The DIY guide to heavy equipment transportation


Transporting your heavy equipment safely requires careful planning, research, and a hefty insurance plan if things go wrong! While I don’t want to scare anyone, it’s not unheard of for companies to go bankrupt after hitting a bridge and receiving a $10 million bill! That said, with a little help and the right balance between man and machine, you can save yourself thousands by going alone.

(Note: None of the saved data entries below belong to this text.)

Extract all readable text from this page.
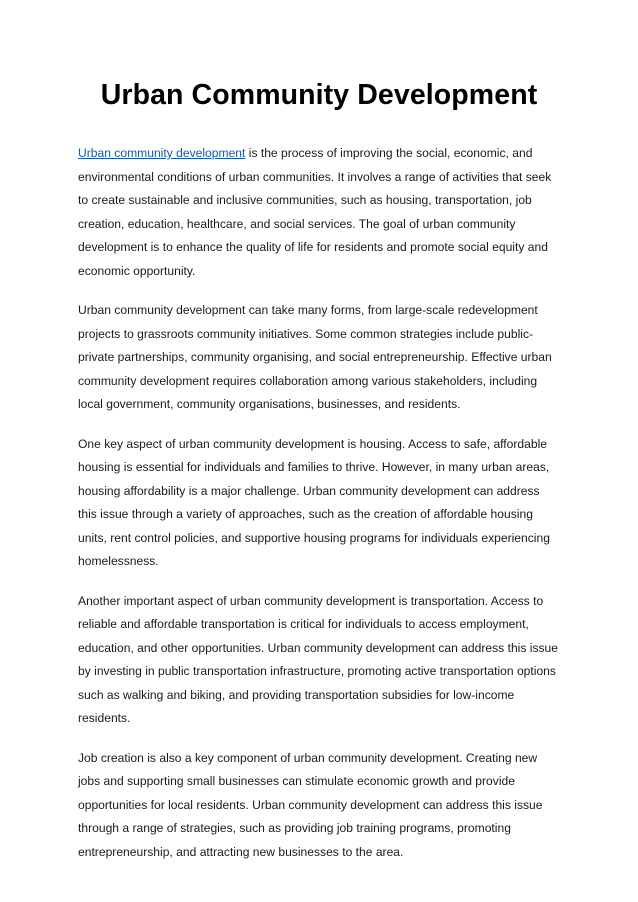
Urban Community Development

Urban community development is the process of improving the social, economic, and environmental conditions of urban communities. It involves a range of activities that seek to create sustainable and inclusive communities, such as housing, transportation, job creation, education, healthcare, and social services. The goal of urban community development is to enhance the quality of life for residents and promote social equity and economic opportunity.

Urban community development can take many forms, from large-scale redevelopment projects to grassroots community initiatives. Some common strategies include public-private partnerships, community organising, and social entrepreneurship. Effective urban community development requires collaboration among various stakeholders, including local government, community organisations, businesses, and residents.

One key aspect of urban community development is housing. Access to safe, affordable housing is essential for individuals and families to thrive. However, in many urban areas, housing affordability is a major challenge. Urban community development can address this issue through a variety of approaches, such as the creation of affordable housing units, rent control policies, and supportive housing programs for individuals experiencing homelessness.

Another important aspect of urban community development is transportation. Access to reliable and affordable transportation is critical for individuals to access employment, education, and other opportunities. Urban community development can address this issue by investing in public transportation infrastructure, promoting active transportation options such as walking and biking, and providing transportation subsidies for low-income residents.

Job creation is also a key component of urban community development. Creating new jobs and supporting small businesses can stimulate economic growth and provide opportunities for local residents. Urban community development can address this issue through a range of strategies, such as providing job training programs, promoting entrepreneurship, and attracting new businesses to the area.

Below we’ve detailed some of the more important elements to consider when embarking on the DIY route. It’s designed to give you a top-level overview, so that you can then decide if you want to proceed further with any investigations.

The right driver

Make sure the driver has the right training. Beyond just behind the wheel training they also need to know about load securement, weight distribution, and the required legal permits. The drivers are also going to be responsible for unloading the equipment at the final destination, so make sure they understand how to operate the machinery they are transporting

It’s always preferable to select drivers with 5 or more years experience.

For long distances, make sure you allow for regular rest stops. Driving more than 14 hours without rest is illegal.

The right truck and load securement

Make sure you pick the truck based on how it’s set up to pull, not based on the brand. For instance, if you’re hauling a 75 ton trailer you don’t want to use a truck with a high gear ratio, otherwise it will just get shredded to pieces.

The right routes

Regulations can vary from state to state so make sure you’re familiar with the correct laws and required permits. If possible it’s always advised to run the route first and check for suitability.

In addition to suburban areas be cautious of steep mountain passes that could overheat the brakes.

The right escorts

Every over-sized vehicle in the United States must be escorted by a licensed pilot car operator. These vehicles are usually marked with an ‘oversize load’ sign and flashing signal lights. In some states there are certain requirements for these vehicles so it’s worth checking these before you plan to travel.

In most cases the final destination ends up being a suburban location so it’s important that the escort vehicle can travel ahead and look for sharp turns or low obstacles.

Two way radios are recommended for effective communication with the escort driver as opposed to a cell phone.

In the states where cargo above 18 feet is permitted, you are required to have a bucket truck accompany the load, so that it can push overhead cables or traffic lights up.

The right permits

For any heavy equipment hauling you’ll need the right permits issued by state, county, city or any other municipality you plan to travel through. When the permit is granted it will state the routes and times that the vehicle is permitted to travel. These permits vary but there are some general rules based on the dimensions of your load:

Weight: Any vehicle over 80,000 pounds will require an overweight permit. It’s also important to remember that the weight must not exceed the per-axle limits of the vehicle

Height: The legal height through most states is 13’6” but some western states will permit higher loads

Length: Length varies entirely by state

Width: Any loads wider than 8’6” will require an over-dimensional permit

The right insurance

When applying for a transportation permit, it’s likely that you’ll be required to submit evidence of adequate liability and property damage insurance coverage.

There you have it, a quick overview of DIY equipment transportation so you can now get your dozer, crane or backhoe loader home safely. Just don’t forget to take lots of pictures along the way!